Continuous variables are presented as mean values and categorical data as percentages. The analysis of diagnostic performance of CTFFR was performed at both patient and individual vessel levels. We estimated the pooled sensitivity and specificity. In addition, negative predictive value (NPV), positive predictive value (PPV), LR+, LR− and DOR with respective 95% confidence intervals were performed. A weighted average of the pooled data on per-patient or per-vessel level was performed using bivariate random effects model52. The summary estimates with their 95% confidence intervals (CI) were calculated after anti-logit transformation of the mean logit sensitivity and specificity and respective standard errors. Statistical heterogeneity was defined as I2 statistic value greater than 50%53. The summary receiver operating characteristic curve (SROC) was derived using the logit estimates of sensitivity, specificity and their respective variances. This was then used to construct a hierarchical SROC curve and the area under the curve (AUC) estimated. An AUC range of 0.75–0.92 was considered to have good degree of diagnostic accuracy and an AUC range of 0.93–0.96 was considered to be a very good diagnostic test54. Publication bias was visually assessed using Deek’s funnel plot. The Deek’s funnel plot utilizes regression of diagnostic log odd’s ratio against 1/square root (effective sample size) and further weighting by effective sample size. A p-value of the slope coefficient of <0.10 indicated asymmetry and thereby publication bias55.

Meta-regression analysis was performed to identify potential sources of heterogeneity. We performed meta-regression for covariates including study design, sample size (less or more than 100), year of publication, region of study, quality of study, method of CTFFR appraisal, prevalence of coronary artery disease, proportion of hypertensive patients, proportion of diabetic patients, proportion of smokers and proportion of patients with dyslipidemia to identify potential sources of heterogeneity. Further, post-estimation models using Bayes methods were performed to compute the post-test likelihood of presence or absence of disease using a pre-test likelihood of having disease of 25%. This meta-analysis was performed in compliance with the Meta-analysis of Observational Studies in Epidemiology and the quality of reporting for meta-analysis and Preferred Reporting Items for Systematic reviews and Meta-Analyses (PRISMA) guidelines56,57. All the above analyses were performed in R, version 3.4.3, using “mada” package.

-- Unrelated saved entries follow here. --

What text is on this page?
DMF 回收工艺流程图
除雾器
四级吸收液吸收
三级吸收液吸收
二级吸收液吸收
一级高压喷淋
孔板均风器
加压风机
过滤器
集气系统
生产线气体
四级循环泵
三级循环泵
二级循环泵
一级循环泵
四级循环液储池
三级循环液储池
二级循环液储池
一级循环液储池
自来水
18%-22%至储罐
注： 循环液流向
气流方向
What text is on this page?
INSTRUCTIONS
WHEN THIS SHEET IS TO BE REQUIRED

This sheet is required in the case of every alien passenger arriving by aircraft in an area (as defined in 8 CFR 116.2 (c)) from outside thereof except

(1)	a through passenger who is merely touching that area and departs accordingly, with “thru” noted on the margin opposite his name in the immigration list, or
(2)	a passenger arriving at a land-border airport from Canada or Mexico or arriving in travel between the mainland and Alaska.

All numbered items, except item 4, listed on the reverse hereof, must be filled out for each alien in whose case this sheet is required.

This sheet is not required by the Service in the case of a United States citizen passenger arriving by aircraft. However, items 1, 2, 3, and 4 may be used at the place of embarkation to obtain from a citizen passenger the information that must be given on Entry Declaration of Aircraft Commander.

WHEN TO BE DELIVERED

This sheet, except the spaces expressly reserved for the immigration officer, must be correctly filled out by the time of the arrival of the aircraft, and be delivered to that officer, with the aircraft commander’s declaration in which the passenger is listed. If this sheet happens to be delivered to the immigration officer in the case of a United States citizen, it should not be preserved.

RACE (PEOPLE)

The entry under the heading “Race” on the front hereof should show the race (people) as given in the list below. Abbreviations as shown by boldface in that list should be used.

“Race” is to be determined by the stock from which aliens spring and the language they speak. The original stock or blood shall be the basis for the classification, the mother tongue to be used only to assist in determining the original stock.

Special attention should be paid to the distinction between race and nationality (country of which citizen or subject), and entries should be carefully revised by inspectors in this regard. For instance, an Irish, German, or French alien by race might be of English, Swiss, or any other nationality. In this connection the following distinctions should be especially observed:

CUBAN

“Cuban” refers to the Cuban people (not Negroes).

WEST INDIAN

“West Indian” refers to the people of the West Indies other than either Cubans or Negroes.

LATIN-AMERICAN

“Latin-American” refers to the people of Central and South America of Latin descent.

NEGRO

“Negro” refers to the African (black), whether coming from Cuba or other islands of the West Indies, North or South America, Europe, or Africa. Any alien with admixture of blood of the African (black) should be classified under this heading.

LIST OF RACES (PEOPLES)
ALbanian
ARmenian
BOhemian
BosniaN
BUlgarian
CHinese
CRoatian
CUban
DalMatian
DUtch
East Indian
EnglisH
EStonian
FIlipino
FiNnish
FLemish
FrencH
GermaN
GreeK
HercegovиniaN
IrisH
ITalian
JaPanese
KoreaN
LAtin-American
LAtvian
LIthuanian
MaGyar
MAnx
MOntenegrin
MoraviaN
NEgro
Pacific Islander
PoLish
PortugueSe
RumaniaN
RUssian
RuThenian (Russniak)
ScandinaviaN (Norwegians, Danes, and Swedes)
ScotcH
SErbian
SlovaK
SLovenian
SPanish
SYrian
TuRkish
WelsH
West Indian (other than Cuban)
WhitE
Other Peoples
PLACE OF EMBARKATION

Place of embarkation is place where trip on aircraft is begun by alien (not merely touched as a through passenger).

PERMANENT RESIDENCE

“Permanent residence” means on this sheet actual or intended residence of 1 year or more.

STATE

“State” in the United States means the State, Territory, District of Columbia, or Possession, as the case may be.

The calculations for AUC and its confidence interval were performed using MetaDiSc version 1.4.

Conclusion

The results of our study suggest that CTFFR has a good diagnostic accuracy and performs well in comparison to the FFR in the assessment of functional significance of the coronary stenotic lesions. The CTFFR technique is still evolving and needs further evaluation with assessment of clinical outcomes prior to widespread clinical adaptation.